For any new media to flourish there is a need for content. Similar is the case for VR. 2016 has been a year of phenomenal growth, with big-ticket investments in VR content making studios and the entire ecosystem bursting with more than ever VR content being produced. However, there still is a problem facing content creators. Lifetime repeat users are very low, and retention poses an equal challenge. Why is this happening? Is it because that the content is not engaging enough, is it because of loss of some device performance issue, or has VR not moved from being a novelty yet. We need to learn, quickly. Whom better to learn from than our users themselves?
VR Analytics : Human Analytics
Analytics for apps or websites currently do a great job of letting you know the problem. They can assimilate the information about the user’s journey. How long were they using the content, how far ahead were they and when did they stop using it. However, it still begs a basic question, why did he drop off? We are left guessing and making the most probable conclusion.
VR is entirely different; it has shifted analytics from nos. and models to engagement and feelings. There is more Human in VR analytics. With VR analytics, you are not only searching for patterns in data to make educated guesses, but are looking at users’ as they are, individual and unique, attributing him as different from everyone else and therefore his choices and behavior. You can understand each user uniquely and his feelings and reactions to content that is shown to him. This gives us much more credible and critical information to understand the user to depths never before achieved. With critical information such as how the user is interacting with his surroundings, where is he looking and where is he moving, we can gain meaningful insights about the users cognitive processes. VR also can help us interact with the data in an entirely new manner. You can view the information in the format of heatmaps, giving you the complete picture of any metric you are using. What majority of the analytics platform now do is that they give the prognosis but not the cause. You know that the user has dropped off, is it because it is far too tedious to reach or is it because they lose interest. Either situations call for different solutions.
Using VR Analytics
With VR Analytics you can understand a lot of information, and see it in a manner which gives you a complete view of the information being represented and in spatial and temporal format.
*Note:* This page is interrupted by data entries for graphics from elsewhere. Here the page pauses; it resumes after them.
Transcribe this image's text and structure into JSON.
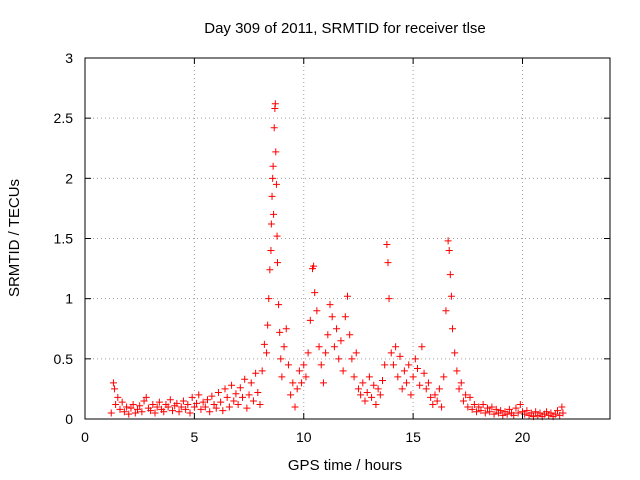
{
  "chart_data": {
    "type": "scatter",
    "title": "Day 309 of 2011, SRMTID for receiver tlse",
    "xlabel": "GPS time / hours",
    "ylabel": "SRMTID / TECUs",
    "xlim": [
      0,
      24
    ],
    "ylim": [
      0,
      3
    ],
    "x_ticks": [
      0,
      5,
      10,
      15,
      20
    ],
    "y_ticks": [
      0,
      0.5,
      1,
      1.5,
      2,
      2.5,
      3
    ],
    "x_tick_labels": [
      "0",
      "5",
      "10",
      "15",
      "20"
    ],
    "y_tick_labels": [
      "0",
      "0.5",
      "1",
      "1.5",
      "2",
      "2.5",
      "3"
    ],
    "grid": true,
    "marker": "+",
    "color": "#ff0000",
    "series": [
      {
        "name": "SRMTID",
        "points": [
          [
            1.2,
            0.05
          ],
          [
            1.3,
            0.3
          ],
          [
            1.35,
            0.25
          ],
          [
            1.4,
            0.12
          ],
          [
            1.5,
            0.18
          ],
          [
            1.6,
            0.08
          ],
          [
            1.7,
            0.14
          ],
          [
            1.8,
            0.06
          ],
          [
            1.9,
            0.1
          ],
          [
            2.0,
            0.04
          ],
          [
            2.1,
            0.09
          ],
          [
            2.2,
            0.12
          ],
          [
            2.3,
            0.05
          ],
          [
            2.4,
            0.08
          ],
          [
            2.5,
            0.11
          ],
          [
            2.6,
            0.06
          ],
          [
            2.7,
            0.15
          ],
          [
            2.8,
            0.18
          ],
          [
            2.9,
            0.09
          ],
          [
            3.0,
            0.07
          ],
          [
            3.1,
            0.12
          ],
          [
            3.2,
            0.05
          ],
          [
            3.3,
            0.1
          ],
          [
            3.4,
            0.14
          ],
          [
            3.5,
            0.08
          ],
          [
            3.6,
            0.06
          ],
          [
            3.7,
            0.12
          ],
          [
            3.8,
            0.1
          ],
          [
            3.9,
            0.16
          ],
          [
            4.0,
            0.07
          ],
          [
            4.1,
            0.11
          ],
          [
            4.2,
            0.13
          ],
          [
            4.3,
            0.06
          ],
          [
            4.4,
            0.1
          ],
          [
            4.5,
            0.15
          ],
          [
            4.6,
            0.08
          ],
          [
            4.7,
            0.12
          ],
          [
            4.8,
            0.05
          ],
          [
            4.9,
            0.18
          ],
          [
            5.0,
            0.1
          ],
          [
            5.1,
            0.13
          ],
          [
            5.2,
            0.2
          ],
          [
            5.3,
            0.08
          ],
          [
            5.4,
            0.14
          ],
          [
            5.5,
            0.1
          ],
          [
            5.6,
            0.16
          ],
          [
            5.7,
            0.06
          ],
          [
            5.8,
            0.19
          ],
          [
            5.9,
            0.12
          ],
          [
            6.0,
            0.09
          ],
          [
            6.1,
            0.22
          ],
          [
            6.2,
            0.14
          ],
          [
            6.3,
            0.07
          ],
          [
            6.4,
            0.25
          ],
          [
            6.5,
            0.18
          ],
          [
            6.6,
            0.1
          ],
          [
            6.7,
            0.28
          ],
          [
            6.8,
            0.15
          ],
          [
            6.9,
            0.21
          ],
          [
            7.0,
            0.12
          ],
          [
            7.1,
            0.26
          ],
          [
            7.2,
            0.18
          ],
          [
            7.3,
            0.33
          ],
          [
            7.4,
            0.09
          ],
          [
            7.5,
            0.2
          ],
          [
            7.6,
            0.3
          ],
          [
            7.7,
            0.15
          ],
          [
            7.8,
            0.38
          ],
          [
            7.9,
            0.22
          ],
          [
            8.0,
            0.12
          ],
          [
            8.1,
            0.4
          ],
          [
            8.2,
            0.62
          ],
          [
            8.3,
            0.55
          ],
          [
            8.35,
            0.78
          ],
          [
            8.4,
            1.0
          ],
          [
            8.45,
            1.24
          ],
          [
            8.5,
            1.4
          ],
          [
            8.52,
            1.62
          ],
          [
            8.55,
            1.85
          ],
          [
            8.58,
            2.0
          ],
          [
            8.6,
            2.1
          ],
          [
            8.62,
            1.7
          ],
          [
            8.65,
            2.42
          ],
          [
            8.68,
            2.58
          ],
          [
            8.7,
            2.62
          ],
          [
            8.72,
            2.22
          ],
          [
            8.75,
            1.95
          ],
          [
            8.78,
            1.52
          ],
          [
            8.8,
            1.3
          ],
          [
            8.85,
            0.95
          ],
          [
            8.9,
            0.72
          ],
          [
            8.95,
            0.5
          ],
          [
            9.0,
            0.35
          ],
          [
            9.1,
            0.6
          ],
          [
            9.2,
            0.75
          ],
          [
            9.3,
            0.45
          ],
          [
            9.4,
            0.2
          ],
          [
            9.5,
            0.3
          ],
          [
            9.6,
            0.1
          ],
          [
            9.7,
            0.25
          ],
          [
            9.8,
            0.4
          ],
          [
            9.9,
            0.3
          ],
          [
            10.0,
            0.45
          ],
          [
            10.1,
            0.35
          ],
          [
            10.2,
            0.55
          ],
          [
            10.3,
            0.82
          ],
          [
            10.4,
            1.25
          ],
          [
            10.45,
            1.27
          ],
          [
            10.5,
            1.05
          ],
          [
            10.6,
            0.9
          ],
          [
            10.7,
            0.6
          ],
          [
            10.8,
            0.45
          ],
          [
            10.9,
            0.3
          ],
          [
            11.0,
            0.55
          ],
          [
            11.1,
            0.7
          ],
          [
            11.2,
            0.95
          ],
          [
            11.3,
            0.85
          ],
          [
            11.4,
            0.6
          ],
          [
            11.5,
            0.75
          ],
          [
            11.6,
            0.5
          ],
          [
            11.7,
            0.65
          ],
          [
            11.8,
            0.4
          ],
          [
            11.9,
            0.85
          ],
          [
            12.0,
            1.02
          ],
          [
            12.1,
            0.7
          ],
          [
            12.2,
            0.5
          ],
          [
            12.3,
            0.35
          ],
          [
            12.4,
            0.55
          ],
          [
            12.5,
            0.25
          ],
          [
            12.6,
            0.2
          ],
          [
            12.7,
            0.3
          ],
          [
            12.8,
            0.15
          ],
          [
            12.9,
            0.22
          ],
          [
            13.0,
            0.35
          ],
          [
            13.1,
            0.18
          ],
          [
            13.2,
            0.28
          ],
          [
            13.3,
            0.12
          ],
          [
            13.4,
            0.25
          ],
          [
            13.5,
            0.2
          ],
          [
            13.6,
            0.32
          ],
          [
            13.7,
            0.45
          ],
          [
            13.8,
            1.45
          ],
          [
            13.85,
            1.3
          ],
          [
            13.9,
            1.0
          ],
          [
            14.0,
            0.55
          ],
          [
            14.1,
            0.45
          ],
          [
            14.2,
            0.6
          ],
          [
            14.3,
            0.35
          ],
          [
            14.4,
            0.52
          ],
          [
            14.5,
            0.25
          ],
          [
            14.6,
            0.4
          ],
          [
            14.7,
            0.3
          ],
          [
            14.8,
            0.45
          ],
          [
            14.9,
            0.2
          ],
          [
            15.0,
            0.35
          ],
          [
            15.1,
            0.5
          ],
          [
            15.2,
            0.42
          ],
          [
            15.3,
            0.28
          ],
          [
            15.4,
            0.6
          ],
          [
            15.5,
            0.38
          ],
          [
            15.6,
            0.25
          ],
          [
            15.7,
            0.3
          ],
          [
            15.8,
            0.18
          ],
          [
            15.9,
            0.12
          ],
          [
            16.0,
            0.2
          ],
          [
            16.1,
            0.15
          ],
          [
            16.2,
            0.25
          ],
          [
            16.3,
            0.1
          ],
          [
            16.4,
            0.35
          ],
          [
            16.5,
            0.9
          ],
          [
            16.6,
            1.48
          ],
          [
            16.65,
            1.4
          ],
          [
            16.7,
            1.2
          ],
          [
            16.75,
            1.02
          ],
          [
            16.8,
            0.75
          ],
          [
            16.9,
            0.55
          ],
          [
            17.0,
            0.4
          ],
          [
            17.1,
            0.25
          ],
          [
            17.2,
            0.3
          ],
          [
            17.3,
            0.15
          ],
          [
            17.4,
            0.2
          ],
          [
            17.5,
            0.1
          ],
          [
            17.6,
            0.18
          ],
          [
            17.7,
            0.08
          ],
          [
            17.8,
            0.12
          ],
          [
            17.9,
            0.06
          ],
          [
            18.0,
            0.1
          ],
          [
            18.1,
            0.07
          ],
          [
            18.2,
            0.12
          ],
          [
            18.3,
            0.05
          ],
          [
            18.4,
            0.09
          ],
          [
            18.5,
            0.06
          ],
          [
            18.6,
            0.1
          ],
          [
            18.7,
            0.04
          ],
          [
            18.8,
            0.08
          ],
          [
            18.9,
            0.05
          ],
          [
            19.0,
            0.07
          ],
          [
            19.1,
            0.03
          ],
          [
            19.2,
            0.06
          ],
          [
            19.3,
            0.04
          ],
          [
            19.4,
            0.08
          ],
          [
            19.5,
            0.05
          ],
          [
            19.6,
            0.03
          ],
          [
            19.7,
            0.09
          ],
          [
            19.8,
            0.05
          ],
          [
            19.9,
            0.12
          ],
          [
            20.0,
            0.06
          ],
          [
            20.1,
            0.04
          ],
          [
            20.2,
            0.07
          ],
          [
            20.3,
            0.03
          ],
          [
            20.4,
            0.05
          ],
          [
            20.5,
            0.02
          ],
          [
            20.6,
            0.06
          ],
          [
            20.7,
            0.03
          ],
          [
            20.8,
            0.05
          ],
          [
            20.9,
            0.02
          ],
          [
            21.0,
            0.04
          ],
          [
            21.1,
            0.06
          ],
          [
            21.2,
            0.03
          ],
          [
            21.3,
            0.05
          ],
          [
            21.4,
            0.02
          ],
          [
            21.5,
            0.04
          ],
          [
            21.6,
            0.07
          ],
          [
            21.7,
            0.03
          ],
          [
            21.8,
            0.1
          ],
          [
            21.85,
            0.05
          ]
        ]
      }
    ]
  }
}
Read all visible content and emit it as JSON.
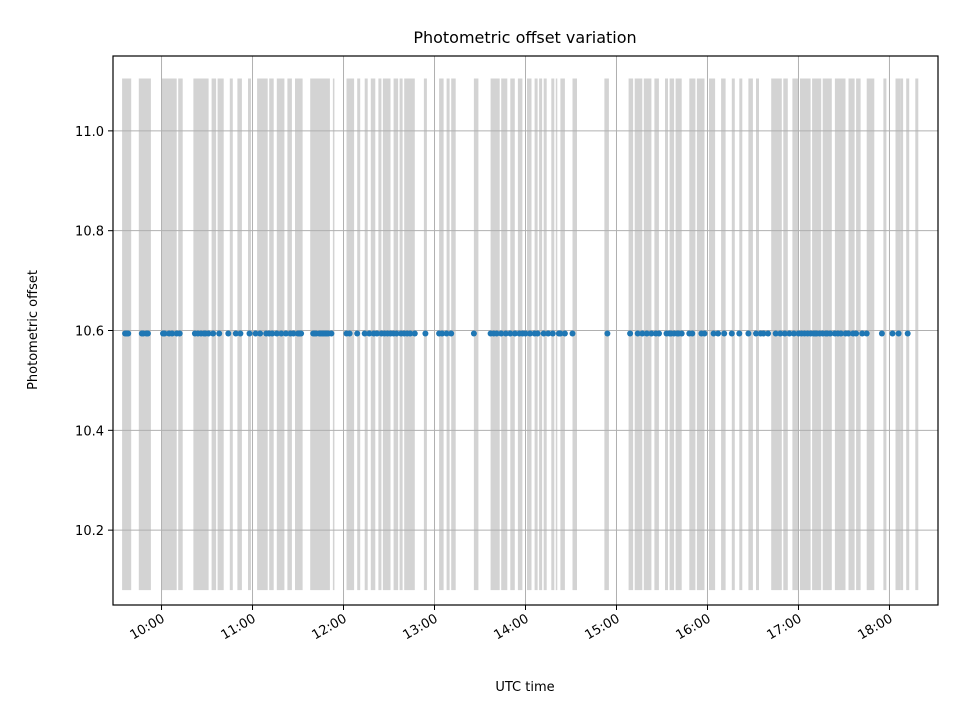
{
  "chart_data": {
    "type": "scatter",
    "title": "Photometric offset variation",
    "xlabel": "UTC time",
    "ylabel": "Photometric offset",
    "x_axis_type": "time",
    "xlim": [
      "09:28",
      "18:32"
    ],
    "ylim": [
      10.05,
      11.15
    ],
    "grid": true,
    "x_ticks": [
      "10:00",
      "11:00",
      "12:00",
      "13:00",
      "14:00",
      "15:00",
      "16:00",
      "17:00",
      "18:00"
    ],
    "y_ticks": [
      "10.2",
      "10.4",
      "10.6",
      "10.8",
      "11.0"
    ],
    "colors": {
      "points": "#1f77b4",
      "bands": "#d3d3d3",
      "grid": "#b0b0b0"
    },
    "bands_y_range": [
      10.08,
      11.105
    ],
    "bands": [
      [
        "09:34",
        "09:39"
      ],
      [
        "09:45",
        "09:53"
      ],
      [
        "10:00",
        "10:04"
      ],
      [
        "10:06",
        "10:09"
      ],
      [
        "10:11",
        "10:13"
      ],
      [
        "10:21",
        "10:23"
      ],
      [
        "10:25",
        "10:27"
      ],
      [
        "10:29",
        "10:31"
      ],
      [
        "10:33",
        "10:35"
      ],
      [
        "10:38",
        "10:40"
      ],
      [
        "10:44",
        "10:46"
      ],
      [
        "10:51",
        "10:53"
      ],
      [
        "10:57",
        "10:59"
      ],
      [
        "11:04",
        "11:06"
      ],
      [
        "11:09",
        "11:11"
      ],
      [
        "11:13",
        "11:16"
      ],
      [
        "11:18",
        "11:20"
      ],
      [
        "11:25",
        "11:27"
      ],
      [
        "11:29",
        "11:31"
      ],
      [
        "11:32",
        "11:34"
      ],
      [
        "11:37",
        "11:39"
      ],
      [
        "11:41",
        "11:43"
      ],
      [
        "11:45",
        "11:48"
      ],
      [
        "11:50",
        "11:52"
      ],
      [
        "11:59",
        "11:61"
      ],
      [
        "12:02",
        "12:04"
      ],
      [
        "12:06",
        "12:08"
      ],
      [
        "12:10",
        "12:12"
      ],
      [
        "12:14",
        "12:16"
      ],
      [
        "12:22",
        "12:24"
      ],
      [
        "12:26",
        "12:28"
      ],
      [
        "12:30",
        "12:32"
      ],
      [
        "12:33",
        "12:36"
      ],
      [
        "12:37",
        "12:39"
      ],
      [
        "12:42",
        "12:44"
      ],
      [
        "12:46",
        "12:48"
      ],
      [
        "13:03",
        "13:05"
      ],
      [
        "13:08",
        "13:10"
      ],
      [
        "13:12",
        "13:14"
      ],
      [
        "13:26",
        "13:28"
      ],
      [
        "13:33",
        "13:35"
      ],
      [
        "13:37",
        "13:39"
      ],
      [
        "13:41",
        "13:43"
      ],
      [
        "13:45",
        "13:47"
      ],
      [
        "13:50",
        "13:52"
      ],
      [
        "13:55",
        "13:57"
      ],
      [
        "14:01",
        "14:03"
      ],
      [
        "14:05",
        "14:07"
      ],
      [
        "14:09",
        "14:11"
      ],
      [
        "14:15",
        "14:17"
      ],
      [
        "14:21",
        "14:23"
      ],
      [
        "14:26",
        "14:28"
      ],
      [
        "14:33",
        "14:35"
      ],
      [
        "14:52",
        "14:54"
      ],
      [
        "15:09",
        "15:11"
      ],
      [
        "15:14",
        "15:16"
      ],
      [
        "15:18",
        "15:20"
      ],
      [
        "15:22",
        "15:24"
      ],
      [
        "15:28",
        "15:30"
      ],
      [
        "15:33",
        "15:35"
      ],
      [
        "15:39",
        "15:41"
      ],
      [
        "15:43",
        "15:45"
      ],
      [
        "15:51",
        "15:53"
      ],
      [
        "15:56",
        "15:58"
      ],
      [
        "16:03",
        "16:05"
      ],
      [
        "16:09",
        "16:11"
      ],
      [
        "16:15",
        "16:17"
      ],
      [
        "16:21",
        "16:23"
      ],
      [
        "16:26",
        "16:28"
      ],
      [
        "16:33",
        "16:35"
      ],
      [
        "16:43",
        "16:45"
      ],
      [
        "16:47",
        "16:49"
      ],
      [
        "16:51",
        "16:53"
      ],
      [
        "17:01",
        "17:03"
      ],
      [
        "17:05",
        "17:07"
      ],
      [
        "17:08",
        "17:10"
      ],
      [
        "17:12",
        "17:14"
      ],
      [
        "17:16",
        "17:18"
      ],
      [
        "17:20",
        "17:22"
      ],
      [
        "17:23",
        "17:25"
      ],
      [
        "17:27",
        "17:29"
      ],
      [
        "17:33",
        "17:35"
      ],
      [
        "17:39",
        "17:41"
      ],
      [
        "17:45",
        "17:47"
      ],
      [
        "17:59",
        "17:61"
      ]
    ],
    "bands_wide": [
      [
        "09:34",
        "09:40"
      ],
      [
        "09:45",
        "09:53"
      ],
      [
        "10:00",
        "10:10"
      ],
      [
        "10:11",
        "10:14"
      ],
      [
        "10:21",
        "10:31"
      ],
      [
        "10:33",
        "10:36"
      ],
      [
        "10:37",
        "10:41"
      ],
      [
        "10:45",
        "10:47"
      ],
      [
        "10:50",
        "10:53"
      ],
      [
        "10:57",
        "10:59"
      ],
      [
        "11:03",
        "11:10"
      ],
      [
        "11:11",
        "11:14"
      ],
      [
        "11:16",
        "11:21"
      ],
      [
        "11:23",
        "11:26"
      ],
      [
        "11:28",
        "11:33"
      ],
      [
        "11:38",
        "11:51"
      ],
      [
        "11:53",
        "11:54"
      ],
      [
        "12:02",
        "12:07"
      ],
      [
        "12:09",
        "12:11"
      ],
      [
        "12:14",
        "12:16"
      ],
      [
        "12:18",
        "12:21"
      ],
      [
        "12:23",
        "12:25"
      ],
      [
        "12:26",
        "12:31"
      ],
      [
        "12:33",
        "12:36"
      ],
      [
        "12:37",
        "12:39"
      ],
      [
        "12:40",
        "12:47"
      ],
      [
        "12:53",
        "12:55"
      ],
      [
        "13:03",
        "13:06"
      ],
      [
        "13:08",
        "13:10"
      ],
      [
        "13:11",
        "13:14"
      ],
      [
        "13:26",
        "13:29"
      ],
      [
        "13:37",
        "13:43"
      ],
      [
        "13:44",
        "13:48"
      ],
      [
        "13:50",
        "13:53"
      ],
      [
        "13:55",
        "13:58"
      ],
      [
        "14:01",
        "14:04"
      ],
      [
        "14:06",
        "14:08"
      ],
      [
        "14:09",
        "14:11"
      ],
      [
        "14:12",
        "14:14"
      ],
      [
        "14:17",
        "14:19"
      ],
      [
        "14:20",
        "14:21"
      ],
      [
        "14:23",
        "14:26"
      ],
      [
        "14:31",
        "14:34"
      ],
      [
        "14:52",
        "14:55"
      ],
      [
        "15:08",
        "15:11"
      ],
      [
        "15:12",
        "15:17"
      ],
      [
        "15:18",
        "15:23"
      ],
      [
        "15:25",
        "15:28"
      ],
      [
        "15:32",
        "15:34"
      ],
      [
        "15:35",
        "15:38"
      ],
      [
        "15:39",
        "15:43"
      ],
      [
        "15:48",
        "15:52"
      ],
      [
        "15:53",
        "15:58"
      ],
      [
        "16:01",
        "16:05"
      ],
      [
        "16:09",
        "16:12"
      ],
      [
        "16:16",
        "16:18"
      ],
      [
        "16:21",
        "16:23"
      ],
      [
        "16:27",
        "16:30"
      ],
      [
        "16:32",
        "16:34"
      ],
      [
        "16:42",
        "16:49"
      ],
      [
        "16:50",
        "16:53"
      ],
      [
        "16:56",
        "17:00"
      ],
      [
        "17:01",
        "17:08"
      ],
      [
        "17:09",
        "17:15"
      ],
      [
        "17:16",
        "17:22"
      ],
      [
        "17:24",
        "17:31"
      ],
      [
        "17:33",
        "17:37"
      ],
      [
        "17:38",
        "17:41"
      ],
      [
        "17:45",
        "17:50"
      ],
      [
        "17:56",
        "17:58"
      ],
      [
        "18:04",
        "18:07"
      ],
      [
        "18:07",
        "18:09"
      ],
      [
        "18:11",
        "18:13"
      ],
      [
        "18:17",
        "18:19"
      ]
    ],
    "points": {
      "y": 10.594,
      "x": [
        "09:36",
        "09:37",
        "09:38",
        "09:47",
        "09:48",
        "09:50",
        "09:51",
        "10:01",
        "10:02",
        "10:05",
        "10:07",
        "10:10",
        "10:12",
        "10:22",
        "10:24",
        "10:26",
        "10:28",
        "10:29",
        "10:31",
        "10:34",
        "10:38",
        "10:44",
        "10:49",
        "10:52",
        "10:58",
        "11:02",
        "11:05",
        "11:09",
        "11:11",
        "11:13",
        "11:16",
        "11:19",
        "11:22",
        "11:25",
        "11:27",
        "11:30",
        "11:31",
        "11:32",
        "11:40",
        "11:41",
        "11:42",
        "11:44",
        "11:45",
        "11:46",
        "11:47",
        "11:48",
        "11:49",
        "11:50",
        "11:52",
        "12:02",
        "12:04",
        "12:09",
        "12:14",
        "12:17",
        "12:20",
        "12:22",
        "12:25",
        "12:27",
        "12:29",
        "12:31",
        "12:33",
        "12:35",
        "12:38",
        "12:40",
        "12:42",
        "12:44",
        "12:47",
        "12:54",
        "13:03",
        "13:05",
        "13:08",
        "13:11",
        "13:26",
        "13:37",
        "13:39",
        "13:41",
        "13:44",
        "13:47",
        "13:50",
        "13:53",
        "13:56",
        "13:58",
        "14:00",
        "14:03",
        "14:06",
        "14:08",
        "14:12",
        "14:15",
        "14:18",
        "14:22",
        "14:23",
        "14:26",
        "14:31",
        "14:54",
        "15:09",
        "15:14",
        "15:17",
        "15:20",
        "15:23",
        "15:26",
        "15:28",
        "15:33",
        "15:35",
        "15:36",
        "15:38",
        "15:40",
        "15:41",
        "15:43",
        "15:48",
        "15:50",
        "15:56",
        "15:58",
        "16:04",
        "16:07",
        "16:11",
        "16:16",
        "16:21",
        "16:27",
        "16:32",
        "16:35",
        "16:37",
        "16:40",
        "16:45",
        "16:48",
        "16:51",
        "16:54",
        "16:57",
        "17:00",
        "17:02",
        "17:04",
        "17:06",
        "17:08",
        "17:10",
        "17:11",
        "17:12",
        "17:14",
        "17:16",
        "17:18",
        "17:19",
        "17:21",
        "17:24",
        "17:26",
        "17:28",
        "17:31",
        "17:33",
        "17:36",
        "17:38",
        "17:42",
        "17:45",
        "17:55",
        "18:02",
        "18:06",
        "18:12"
      ]
    }
  }
}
You know where the user is looking and for how long and at which moment is he looking at that particular place. All this can be viewed as a heatmap. This will help you understand what the user is interested in and what could be the reason behind it helping you explore there further. Not only that, if a certain section of your users are behaving in an odd manner, say bending down where they are usually not supposed to, what caught their attention, or are they so genuinely interested in the entire landscape. You can understand where the user is moving and how is he moving to get a complete sense of their movement patterns and interactions, and view it all as a heatmap.
These metrics help you understand the problem superficially, but more importantly, point you to the probable underlying cause. Once you have these parameters, you can delve deeper to look for real reasons, e.g. in a game, is it the level difficulty or is it that the story of a VR Video is too mainstream, or has the content serving quality gone down. You can view all this via a heatmap and best understand the problem and fix it. You can understand very user specific details and rebuild the entire scenario of a particular user, giving you exact data of any user.
With the amount information generated via VR devices, the amount of analysis that can be done is limitless. You are capturing their head movements, their hand movements and in certain cases, their voices. All this can be used to generate valuable insights into the users’ engagement, mood and behavior in the VR environment, giving us priceless data to work with and much easier understanding of our content.
Behavioral and Cognitive Analytics
With the impressive amount data that can be captured in VR, the user analysis can be much more accurate and churn out information that is priceless to the developer. Capturing user behaviour has been a major challenge for everyone for a long time. To understand how the user is feeling while engaging with any content can give valuable insights into the content and how best to redesign it. With VR analytics all this is possible by taking a combination of head tracking, hand gestures (in case of High-End devices) and voice modulation tracking. You can know the user emotions’ to a certain degree of accuracy. This will be very useful to marketers, trying to understand how are the users responding to their campaigns and if they are being able to generate the requisite emotions in the users. Also to companies developing curated content for targeted audiences, like real estate developers showing VR architectural models or automotive companies giving a test ride of their cars.
While VR also has the power to insert real world objects, interaction with them can offer valuable insights into the users’ interests and choices. If the interaction with certain types of objects is high, then we can be sure that the user interest lies in that direction, and better help in understanding the user profile.
VadR Analytics
VadR has included many of these features and is working to improve these offerings continuously. Behavioral analytics is under development and are making sure that the launch of such a futuristic technology is not marred by false interpretation, VadR is launching this in the coming few quarters.